Breaking the frame: report on representations of migration in the news
London College of Communications’ refugee journalism project has published a report on how migration is talked about in broadcast media, Breaking the Frame: Challenging representations of migration in TV news, written by students and journalists with lived experience of displacement.
3. Home Office and Government developments
Home Office report on legal routes from the EU for protection claimants
The Home Office has published a report on legal routes from the EU for protection claimants including family reunion of unaccompanied children. The report follows a review of legal routes available and a public consultation on legal routes for family reunion for unaccompanied asylum-seeking children in the EU.

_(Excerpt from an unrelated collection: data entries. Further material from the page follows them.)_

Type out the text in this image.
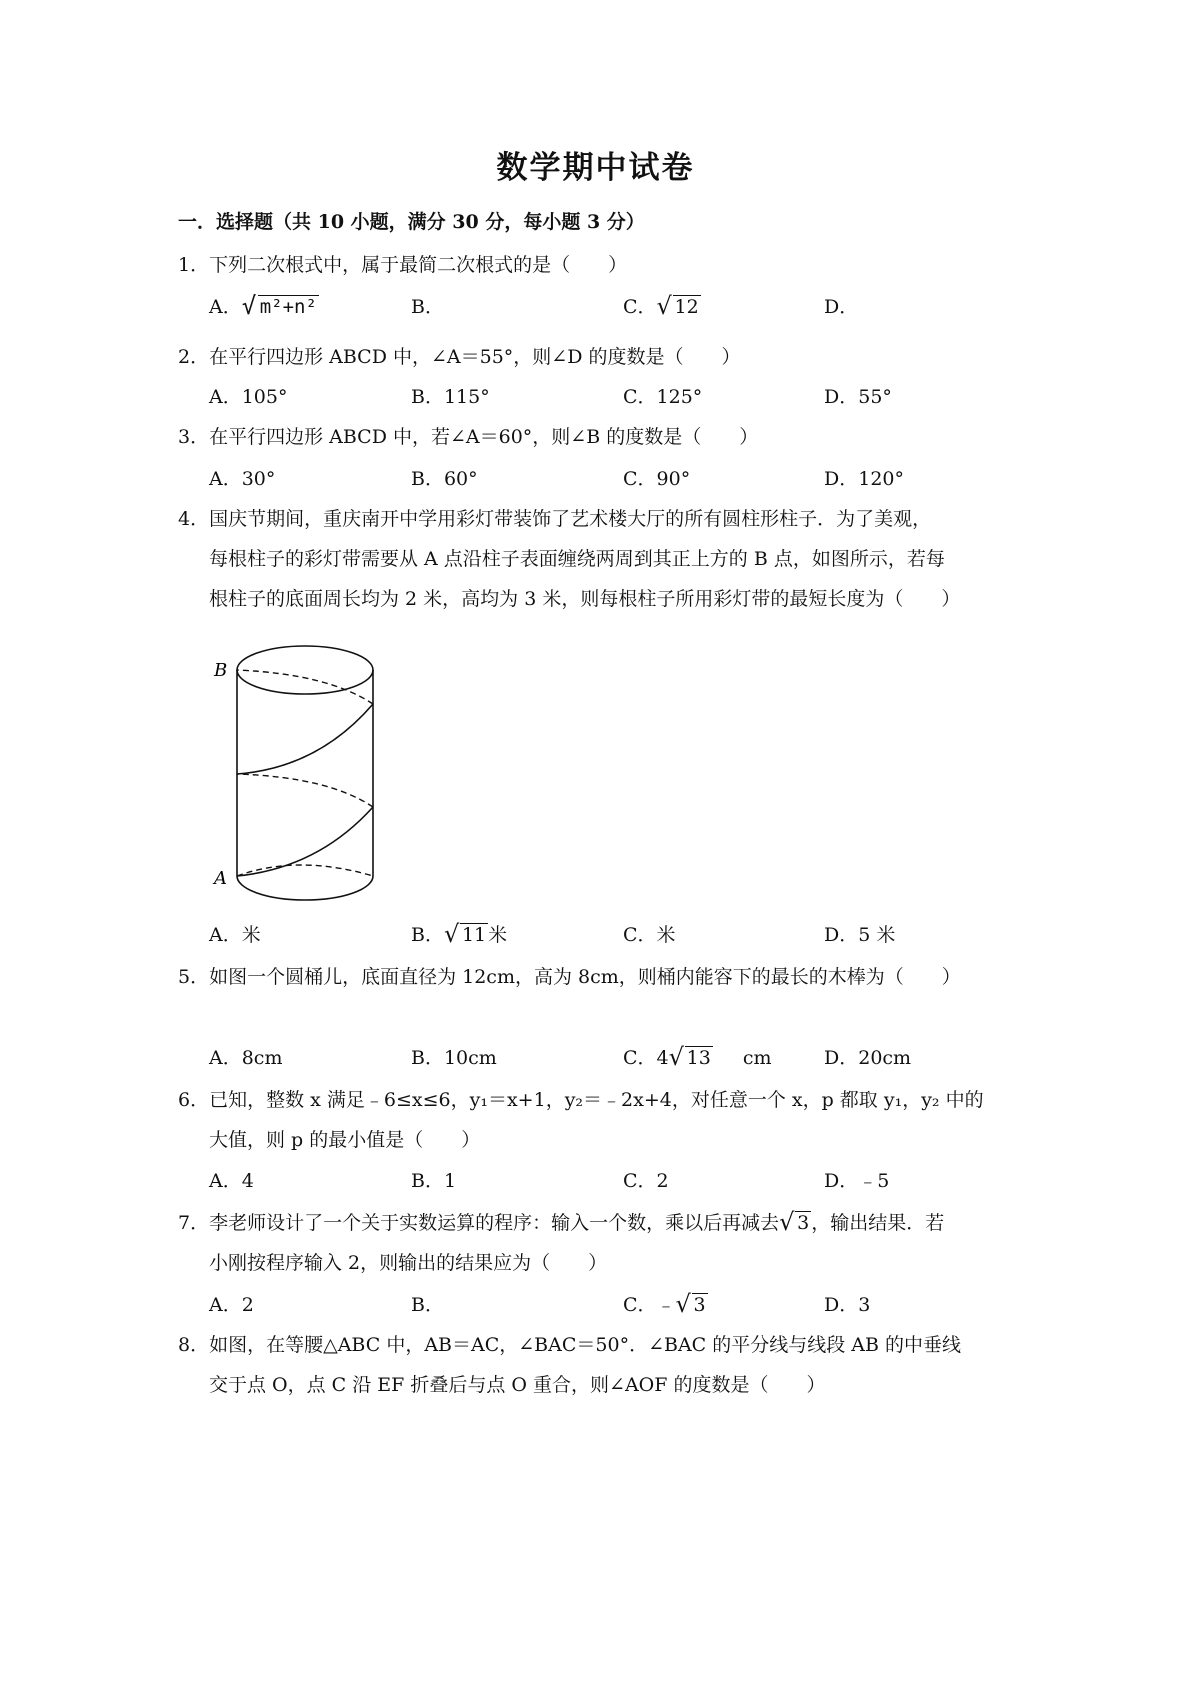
数学期中试卷
一．选择题（共 10 小题，满分 30 分，每小题 3 分）
1．下列二次根式中，属于最简二次根式的是（　　）
A． √ m²+n²	B．	C． √ 12	D．
2．在平行四边形 ABCD 中，∠A＝55°，则∠D 的度数是（　　）
A．105°	B．115°	C．125°	D．55°
3．在平行四边形 ABCD 中，若∠A＝60°，则∠B 的度数是（　　）
A．30°	B．60°	C．90°	D．120°
4．国庆节期间，重庆南开中学用彩灯带装饰了艺术楼大厅的所有圆柱形柱子．为了美观，
每根柱子的彩灯带需要从 A 点沿柱子表面缠绕两周到其正上方的 B 点，如图所示，若每
根柱子的底面周长均为 2 米，高均为 3 米，则每根柱子所用彩灯带的最短长度为（　　）
B
A
A．米	B． √ 11 米	C．米	D．5 米
5．如图一个圆桶儿，底面直径为 12cm，高为 8cm，则桶内能容下的最长的木棒为（　　）
A．8cm	B．10cm	C．4 √ 13 cm	D．20cm
6．已知，整数 x 满足﹣6≤x≤6，y₁＝x+1，y₂＝﹣2x+4，对任意一个 x，p 都取 y₁，y₂ 中的
大值，则 p 的最小值是（　　）
A．4	B．1	C．2	D．﹣5
7．李老师设计了一个关于实数运算的程序：输入一个数，乘以后再减去 √ 3 ，输出结果．若
小刚按程序输入 2，则输出的结果应为（　　）
A．2	B．	C．﹣ √ 3	D．3
8．如图，在等腰△ABC 中，AB＝AC，∠BAC＝50°．∠BAC 的平分线与线段 AB 的中垂线
交于点 O，点 C 沿 EF 折叠后与点 O 重合，则∠AOF 的度数是（　　）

Further Submissions Process
From Tuesday 2 August the Home Office is changing the further submissions process. During Covid-19, people have been able to make further submissions by email or post. From this week, once again people will only be able to submit evidence in person, either in Liverpool or Glasgow. See this website for more info.
Work and Pensions committee inquiry: Children in poverty – no recourse to public funds
The Work and Pensions Committee inquiry into children in poverty has launched a call for evidence about the experiences of children who have no recourse to public funds. The inquiry is accepting submissions until Thursday 30th September 2021. You can find the full call for evidence here.
Home Office accused of setting up fake website to deter people seeking asylum
An investigation by The Independent has found that the Home Office set up a website with “misleading” claims aimed to deter people seeking asylum from travelling to the UK. The Department is accused of setting up a fake organisation called ‘On The Move’ – which claims to “provide migrants in transit with free, reliable and important information” – to front the website.
The investigation found that there was no reference to the Home Office on the website at all, much of the information being provided was misleading and inaccurate, and that the site encouraged people seeking asylum to email ‘On The Move’ with questions without knowing they would be contacting the British Government.
4. Resources, events, jobs and training
- Doctors of the World have launched a new translated animation on GP registration and booking the Covid-19 vaccine. The animation illustrates 11 steps explaining how everybody can register with a GP without the need for documentation, and how to book vaccine appointments.
- Praxis are recruiting a new Policy and Public Affairs Manager. The deadline is 6 August and details are here.
- CAE in Swansea have expanded their Refugee Women Empowerment project, providing employment and self-employment advice to BAME women in south west Wales.
5. What we’ve been reading and listening to
- May Bulman’s special report on people seeking asylum who have been left in limbo, waiting for a decision from the Home Office, for years.
- Arianne Shahvisi’s moving piece in the London Review of Books, The Other Shore, on boat crossings and the Nationality & Borders Bill.
- This episode of the YouTube series Who Cares? With Amelia Dimoldenberg, looking at the UK’s treatment of refugees and people seeking asylum.
- The Guardian View sets out its opinion on ‘Fortress Europe’ – a continent losing its moral compass.